Things are better. Not everything is better. Progress has never been efficient and it's never pointed in one direction. Sometimes the setbacks are absolutely demoralizing. Victories in this area are rarely given the headlines of the defeats. They certainly aren't given the same emotional bandwidth. 

When this topic comes around, it's easy to try and separate our feelings into silos. Our enjoyment for a game in one, our displeasure with how it was made in another. Should we focus on the meddling of the executives? Or should we focus on supporting the rank and file who actually made the game? I think the dichotomy itself is a mistake. 

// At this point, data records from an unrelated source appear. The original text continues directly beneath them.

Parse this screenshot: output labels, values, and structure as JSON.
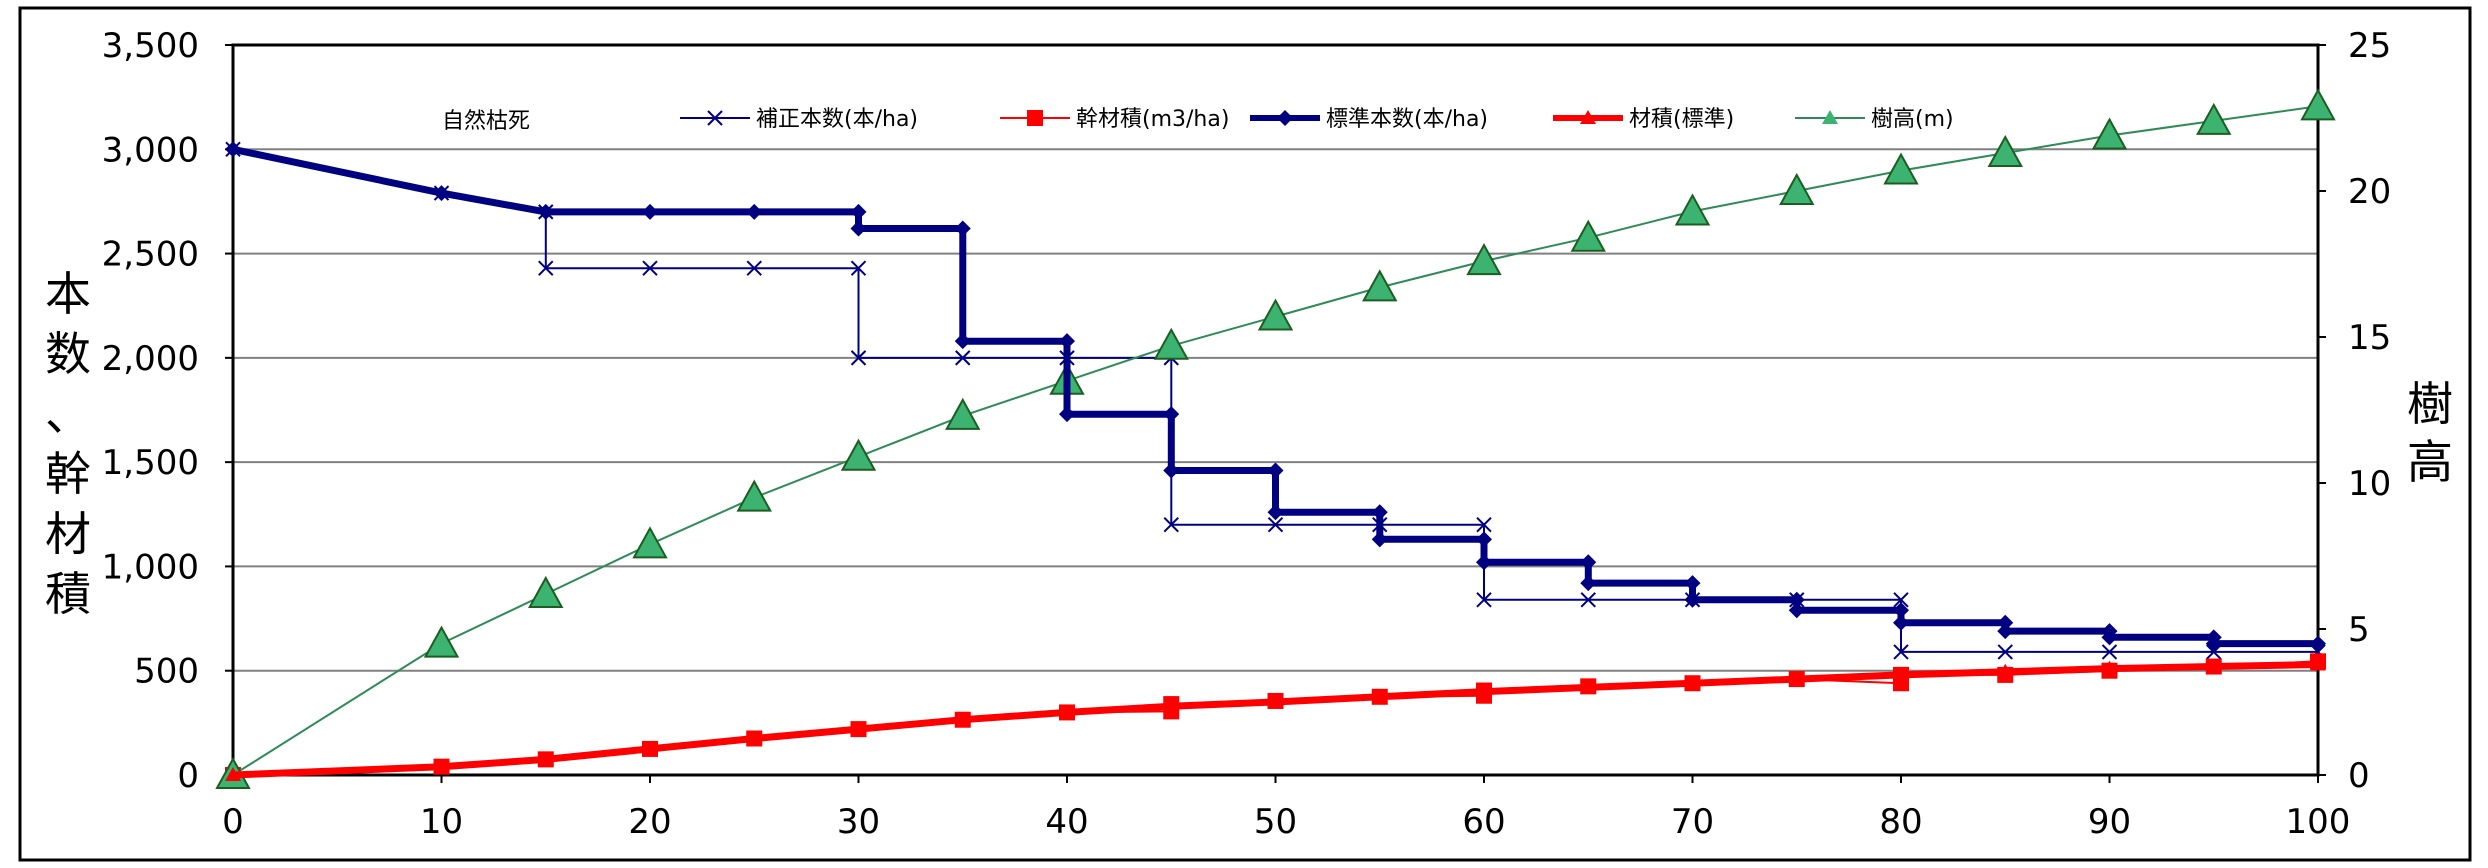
{
  "chart_data": {
    "type": "line",
    "annotation": "自然枯死",
    "x_ticks": [
      "0",
      "10",
      "20",
      "30",
      "40",
      "50",
      "60",
      "70",
      "80",
      "90",
      "100"
    ],
    "y_left_ticks": [
      "0",
      "500",
      "1,000",
      "1,500",
      "2,000",
      "2,500",
      "3,000",
      "3,500"
    ],
    "y_right_ticks": [
      "0",
      "5",
      "10",
      "15",
      "20",
      "25"
    ],
    "xlim": [
      0,
      100
    ],
    "ylim_left": [
      0,
      3500
    ],
    "ylim_right": [
      0,
      25
    ],
    "grid": "horizontal",
    "legend_position": "top",
    "ylabel_left": "本数、幹材積",
    "ylabel_right": "樹高",
    "series": [
      {
        "name": "補正本数(本/ha)",
        "axis": "left",
        "color": "#000080",
        "marker": "x",
        "width": "thin",
        "points": [
          [
            0,
            3000
          ],
          [
            10,
            2790
          ],
          [
            15,
            2700
          ],
          [
            15,
            2430
          ],
          [
            20,
            2430
          ],
          [
            25,
            2430
          ],
          [
            30,
            2430
          ],
          [
            30,
            2000
          ],
          [
            35,
            2000
          ],
          [
            40,
            2000
          ],
          [
            45,
            2000
          ],
          [
            45,
            1200
          ],
          [
            50,
            1200
          ],
          [
            55,
            1200
          ],
          [
            60,
            1200
          ],
          [
            60,
            840
          ],
          [
            65,
            840
          ],
          [
            70,
            840
          ],
          [
            75,
            840
          ],
          [
            80,
            840
          ],
          [
            80,
            590
          ],
          [
            85,
            590
          ],
          [
            90,
            590
          ],
          [
            95,
            590
          ],
          [
            100,
            590
          ]
        ]
      },
      {
        "name": "幹材積(m3/ha)",
        "axis": "left",
        "color": "#ff0000",
        "marker": "square",
        "width": "thin",
        "points": [
          [
            0,
            0
          ],
          [
            10,
            40
          ],
          [
            15,
            75
          ],
          [
            20,
            125
          ],
          [
            25,
            175
          ],
          [
            30,
            220
          ],
          [
            35,
            265
          ],
          [
            40,
            300
          ],
          [
            45,
            305
          ],
          [
            45,
            340
          ],
          [
            50,
            355
          ],
          [
            55,
            375
          ],
          [
            60,
            380
          ],
          [
            60,
            405
          ],
          [
            65,
            425
          ],
          [
            70,
            440
          ],
          [
            75,
            460
          ],
          [
            80,
            440
          ],
          [
            80,
            480
          ],
          [
            85,
            480
          ],
          [
            90,
            500
          ],
          [
            95,
            520
          ],
          [
            100,
            545
          ]
        ]
      },
      {
        "name": "標準本数(本/ha)",
        "axis": "left",
        "color": "#000080",
        "marker": "diamond",
        "width": "thick",
        "points": [
          [
            0,
            3000
          ],
          [
            10,
            2790
          ],
          [
            15,
            2700
          ],
          [
            20,
            2700
          ],
          [
            25,
            2700
          ],
          [
            30,
            2700
          ],
          [
            30,
            2620
          ],
          [
            35,
            2620
          ],
          [
            35,
            2080
          ],
          [
            40,
            2080
          ],
          [
            40,
            1730
          ],
          [
            45,
            1730
          ],
          [
            45,
            1460
          ],
          [
            50,
            1460
          ],
          [
            50,
            1260
          ],
          [
            55,
            1260
          ],
          [
            55,
            1130
          ],
          [
            60,
            1130
          ],
          [
            60,
            1020
          ],
          [
            65,
            1020
          ],
          [
            65,
            920
          ],
          [
            70,
            920
          ],
          [
            70,
            840
          ],
          [
            75,
            840
          ],
          [
            75,
            790
          ],
          [
            80,
            790
          ],
          [
            80,
            730
          ],
          [
            85,
            730
          ],
          [
            85,
            690
          ],
          [
            90,
            690
          ],
          [
            90,
            660
          ],
          [
            95,
            660
          ],
          [
            95,
            630
          ],
          [
            100,
            630
          ]
        ]
      },
      {
        "name": "材積(標準)",
        "axis": "left",
        "color": "#ff0000",
        "marker": "triangle",
        "width": "thick",
        "points": [
          [
            0,
            0
          ],
          [
            10,
            40
          ],
          [
            15,
            75
          ],
          [
            20,
            125
          ],
          [
            25,
            175
          ],
          [
            30,
            220
          ],
          [
            35,
            265
          ],
          [
            40,
            300
          ],
          [
            45,
            330
          ],
          [
            50,
            350
          ],
          [
            55,
            375
          ],
          [
            60,
            400
          ],
          [
            65,
            420
          ],
          [
            70,
            440
          ],
          [
            75,
            460
          ],
          [
            80,
            480
          ],
          [
            85,
            495
          ],
          [
            90,
            510
          ],
          [
            95,
            520
          ],
          [
            100,
            530
          ]
        ]
      },
      {
        "name": "樹高(m)",
        "axis": "right",
        "color": "#2e8b57",
        "marker": "big-triangle",
        "width": "thin",
        "points": [
          [
            0,
            0
          ],
          [
            10,
            4.5
          ],
          [
            15,
            6.2
          ],
          [
            20,
            7.9
          ],
          [
            25,
            9.5
          ],
          [
            30,
            10.9
          ],
          [
            35,
            12.3
          ],
          [
            40,
            13.5
          ],
          [
            45,
            14.7
          ],
          [
            50,
            15.7
          ],
          [
            55,
            16.7
          ],
          [
            60,
            17.6
          ],
          [
            65,
            18.4
          ],
          [
            70,
            19.3
          ],
          [
            75,
            20.0
          ],
          [
            80,
            20.7
          ],
          [
            85,
            21.3
          ],
          [
            90,
            21.9
          ],
          [
            95,
            22.4
          ],
          [
            100,
            22.9
          ]
        ]
      }
    ]
  }
}
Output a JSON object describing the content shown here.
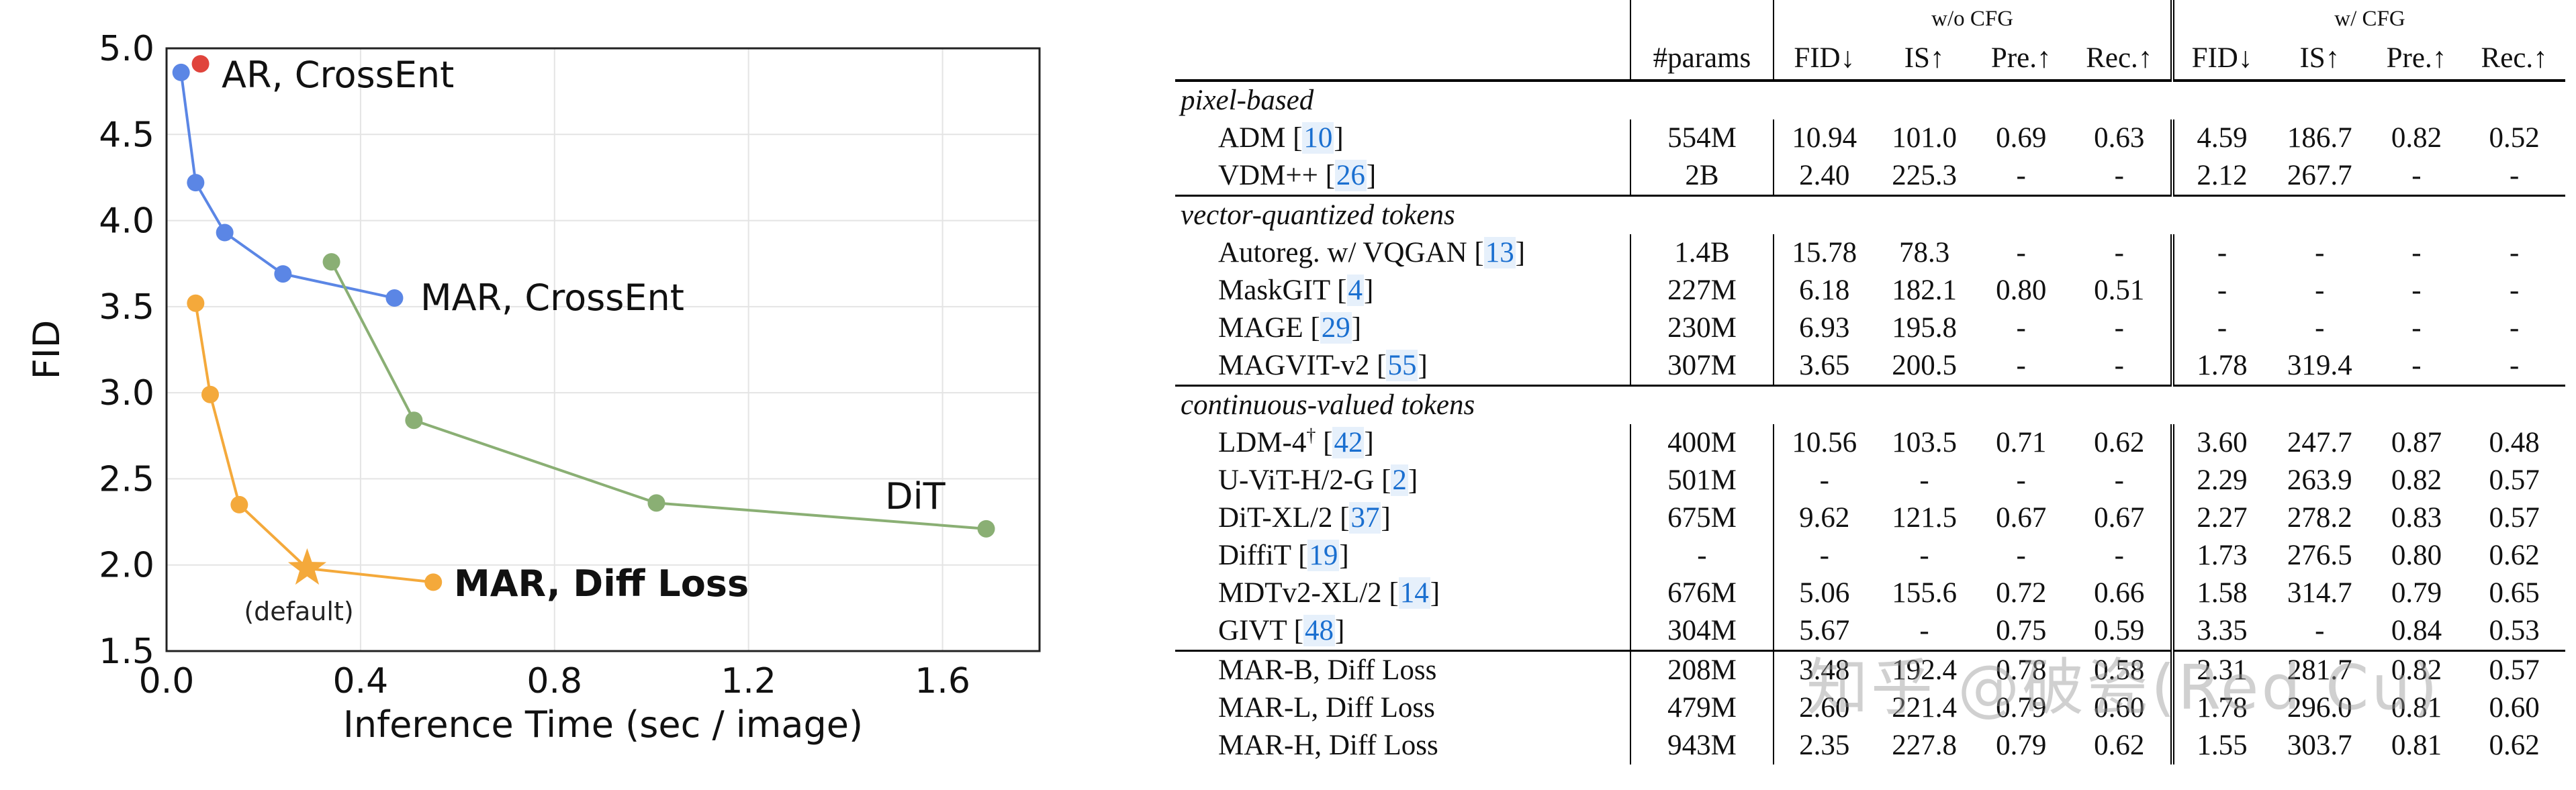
{
  "chart_data": {
    "type": "line",
    "xlabel": "Inference Time (sec / image)",
    "ylabel": "FID",
    "xlim": [
      0.0,
      1.8
    ],
    "ylim": [
      1.5,
      5.0
    ],
    "xticks": [
      "0.0",
      "0.4",
      "0.8",
      "1.2",
      "1.6"
    ],
    "yticks": [
      "1.5",
      "2.0",
      "2.5",
      "3.0",
      "3.5",
      "4.0",
      "4.5",
      "5.0"
    ],
    "grid": true,
    "series": [
      {
        "name": "AR, CrossEnt",
        "color": "#e0443c",
        "points": [
          [
            0.07,
            4.91
          ]
        ]
      },
      {
        "name": "MAR, CrossEnt",
        "color": "#5b86e5",
        "points": [
          [
            0.03,
            4.86
          ],
          [
            0.06,
            4.22
          ],
          [
            0.12,
            3.93
          ],
          [
            0.24,
            3.69
          ],
          [
            0.47,
            3.55
          ]
        ]
      },
      {
        "name": "DiT",
        "color": "#8aaf74",
        "points": [
          [
            0.34,
            3.76
          ],
          [
            0.51,
            2.84
          ],
          [
            1.01,
            2.36
          ],
          [
            1.69,
            2.21
          ]
        ]
      },
      {
        "name": "MAR, Diff Loss",
        "color": "#f4a93b",
        "points": [
          [
            0.06,
            3.52
          ],
          [
            0.09,
            2.99
          ],
          [
            0.15,
            2.35
          ],
          [
            0.29,
            1.98
          ],
          [
            0.55,
            1.9
          ]
        ],
        "default_index": 3
      }
    ],
    "annotations": [
      "(default)"
    ]
  },
  "table": {
    "group_headers": {
      "wo_cfg": "w/o CFG",
      "w_cfg": "w/ CFG"
    },
    "columns": [
      "#params",
      "FID↓",
      "IS↑",
      "Pre.↑",
      "Rec.↑",
      "FID↓",
      "IS↑",
      "Pre.↑",
      "Rec.↑"
    ],
    "sections": [
      {
        "title": "pixel-based",
        "rows": [
          {
            "name": "ADM",
            "ref": "10",
            "cells": [
              "554M",
              "10.94",
              "101.0",
              "0.69",
              "0.63",
              "4.59",
              "186.7",
              "0.82",
              "0.52"
            ]
          },
          {
            "name": "VDM++",
            "ref": "26",
            "cells": [
              "2B",
              "2.40",
              "225.3",
              "-",
              "-",
              "2.12",
              "267.7",
              "-",
              "-"
            ]
          }
        ]
      },
      {
        "title": "vector-quantized tokens",
        "rows": [
          {
            "name": "Autoreg. w/ VQGAN",
            "ref": "13",
            "cells": [
              "1.4B",
              "15.78",
              "78.3",
              "-",
              "-",
              "-",
              "-",
              "-",
              "-"
            ]
          },
          {
            "name": "MaskGIT",
            "ref": "4",
            "cells": [
              "227M",
              "6.18",
              "182.1",
              "0.80",
              "0.51",
              "-",
              "-",
              "-",
              "-"
            ]
          },
          {
            "name": "MAGE",
            "ref": "29",
            "cells": [
              "230M",
              "6.93",
              "195.8",
              "-",
              "-",
              "-",
              "-",
              "-",
              "-"
            ]
          },
          {
            "name": "MAGVIT-v2",
            "ref": "55",
            "cells": [
              "307M",
              "3.65",
              "200.5",
              "-",
              "-",
              "1.78",
              "319.4",
              "-",
              "-"
            ],
            "bold": [
              6
            ]
          }
        ]
      },
      {
        "title": "continuous-valued tokens",
        "rows": [
          {
            "name": "LDM-4",
            "sup": "†",
            "ref": "42",
            "cells": [
              "400M",
              "10.56",
              "103.5",
              "0.71",
              "0.62",
              "3.60",
              "247.7",
              "0.87",
              "0.48"
            ]
          },
          {
            "name": "U-ViT-H/2-G",
            "ref": "2",
            "cells": [
              "501M",
              "-",
              "-",
              "-",
              "-",
              "2.29",
              "263.9",
              "0.82",
              "0.57"
            ]
          },
          {
            "name": "DiT-XL/2",
            "ref": "37",
            "cells": [
              "675M",
              "9.62",
              "121.5",
              "0.67",
              "0.67",
              "2.27",
              "278.2",
              "0.83",
              "0.57"
            ]
          },
          {
            "name": "DiffiT",
            "ref": "19",
            "cells": [
              "-",
              "-",
              "-",
              "-",
              "-",
              "1.73",
              "276.5",
              "0.80",
              "0.62"
            ]
          },
          {
            "name": "MDTv2-XL/2",
            "ref": "14",
            "cells": [
              "676M",
              "5.06",
              "155.6",
              "0.72",
              "0.66",
              "1.58",
              "314.7",
              "0.79",
              "0.65"
            ]
          },
          {
            "name": "GIVT",
            "ref": "48",
            "cells": [
              "304M",
              "5.67",
              "-",
              "0.75",
              "0.59",
              "3.35",
              "-",
              "0.84",
              "0.53"
            ]
          }
        ]
      }
    ],
    "mar_rows": [
      {
        "name": "MAR-B, Diff Loss",
        "cells": [
          "208M",
          "3.48",
          "192.4",
          "0.78",
          "0.58",
          "2.31",
          "281.7",
          "0.82",
          "0.57"
        ]
      },
      {
        "name": "MAR-L, Diff Loss",
        "cells": [
          "479M",
          "2.60",
          "221.4",
          "0.79",
          "0.60",
          "1.78",
          "296.0",
          "0.81",
          "0.60"
        ]
      },
      {
        "name": "MAR-H, Diff Loss",
        "cells": [
          "943M",
          "2.35",
          "227.8",
          "0.79",
          "0.62",
          "1.55",
          "303.7",
          "0.81",
          "0.62"
        ],
        "bold": [
          1,
          2,
          5
        ]
      }
    ]
  },
  "watermark": "知乎 @破瓷(Red Cu)"
}
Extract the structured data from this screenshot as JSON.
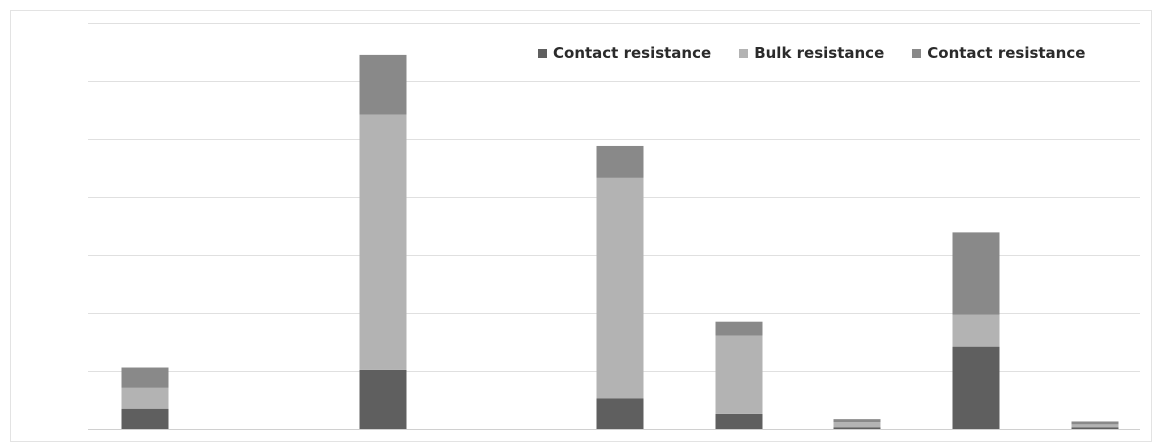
{
  "chart_data": {
    "type": "bar",
    "stacked": true,
    "title": "",
    "xlabel": "",
    "ylabel": "",
    "grid": true,
    "legend_position": "top-right",
    "categories": [
      "",
      "",
      "",
      "",
      "",
      "",
      "",
      "",
      ""
    ],
    "ylim": [
      0,
      7.2
    ],
    "series": [
      {
        "name": "Contact resistance",
        "color": "#5f5f5f",
        "values": [
          0.35,
          0,
          1.02,
          0,
          0.53,
          0.26,
          0.03,
          1.42,
          0.03
        ]
      },
      {
        "name": "Bulk resistance",
        "color": "#b3b3b3",
        "values": [
          0.36,
          0,
          4.4,
          0,
          3.8,
          1.35,
          0.09,
          0.55,
          0.05
        ]
      },
      {
        "name": "Contact resistance",
        "color": "#898989",
        "values": [
          0.35,
          0,
          1.03,
          0,
          0.55,
          0.24,
          0.05,
          1.42,
          0.05
        ]
      }
    ]
  }
}
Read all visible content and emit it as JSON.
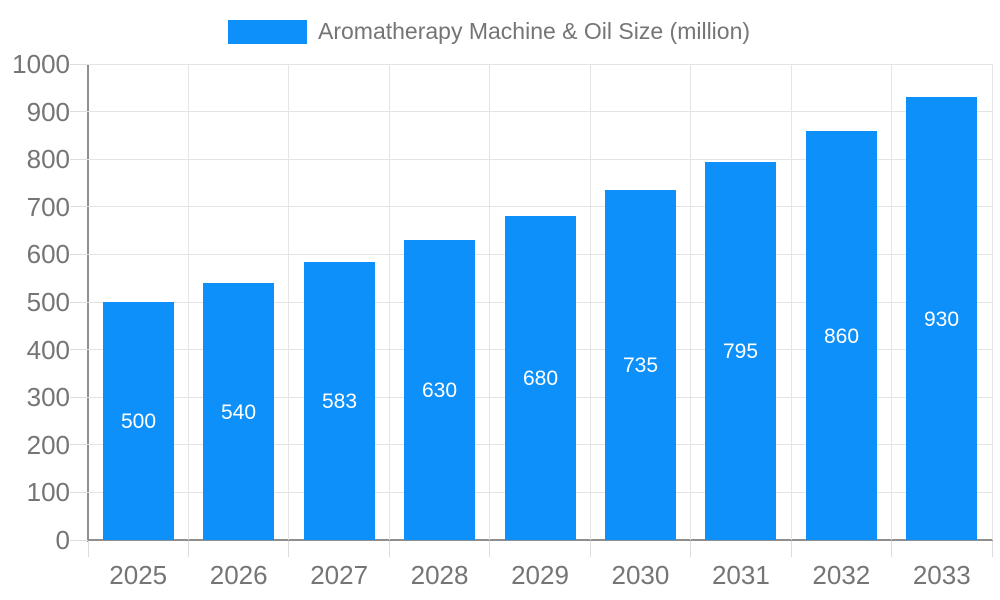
{
  "legend": {
    "label": "Aromatherapy Machine & Oil Size (million)"
  },
  "chart_data": {
    "type": "bar",
    "title": "Aromatherapy Machine & Oil Size (million)",
    "categories": [
      "2025",
      "2026",
      "2027",
      "2028",
      "2029",
      "2030",
      "2031",
      "2032",
      "2033"
    ],
    "values": [
      500,
      540,
      583,
      630,
      680,
      735,
      795,
      860,
      930
    ],
    "value_labels": [
      "500",
      "540",
      "583",
      "630",
      "680",
      "735",
      "795",
      "860",
      "930"
    ],
    "y_ticks": [
      "0",
      "100",
      "200",
      "300",
      "400",
      "500",
      "600",
      "700",
      "800",
      "900",
      "1000"
    ],
    "ylim": [
      0,
      1000
    ],
    "ytick_step": 100,
    "xlabel": "",
    "ylabel": "",
    "grid": true,
    "legend_position": "top",
    "colors": {
      "bar": "#0d90fa",
      "value_label": "#ffffff",
      "axis_text": "#757575",
      "grid_line": "#e4e4e4",
      "axis_line": "#8f8f8f",
      "tick_line": "#dddddd"
    }
  }
}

Video games are entertainment products. Either they entertain us or they don't. If the behind-the-scenes news of a game affects your enjoyment of it, I see no reason to bury that feeling deep down inside. There's nothing heroic about it. Separating the art from the artist is a mug's game. This stuff doesn't enter our world by way of wormhole. How something is made is inherent to what eventually becomes. Why ignore that? A video game either makes me happy when I play it, or it's worthless. There are no other metrics here. I don't need to qualify a damn thing about the experience that I don't want to qualify.

But, if you buy and enjoy a game you have misgivings with, then you just have to be honest with your feelings on the matter. The scrambled eggs you had this morning have nothing to due with Humpty-Dumpty's fall. You're not complicit in shit. Ubisoft executives aren't sexually harassing an employee for every copy of Far Cry 38 they sell. It's not heroic to beat yourself up about something you can't actually control. It just bleeds away the energy and confidence to do something about matters you can control. If it's not affecting how you feel about the game than that's how it is. There are no gold medals for hating yourself sufficiently.

But my perspective on the matter is an inherently optimistic one. Which is unusual for me. I have a lot of faith that good processes result in good products. Not all the time, just most of the time. Complex process usually work like that. And we all know that making video games is a very complex process.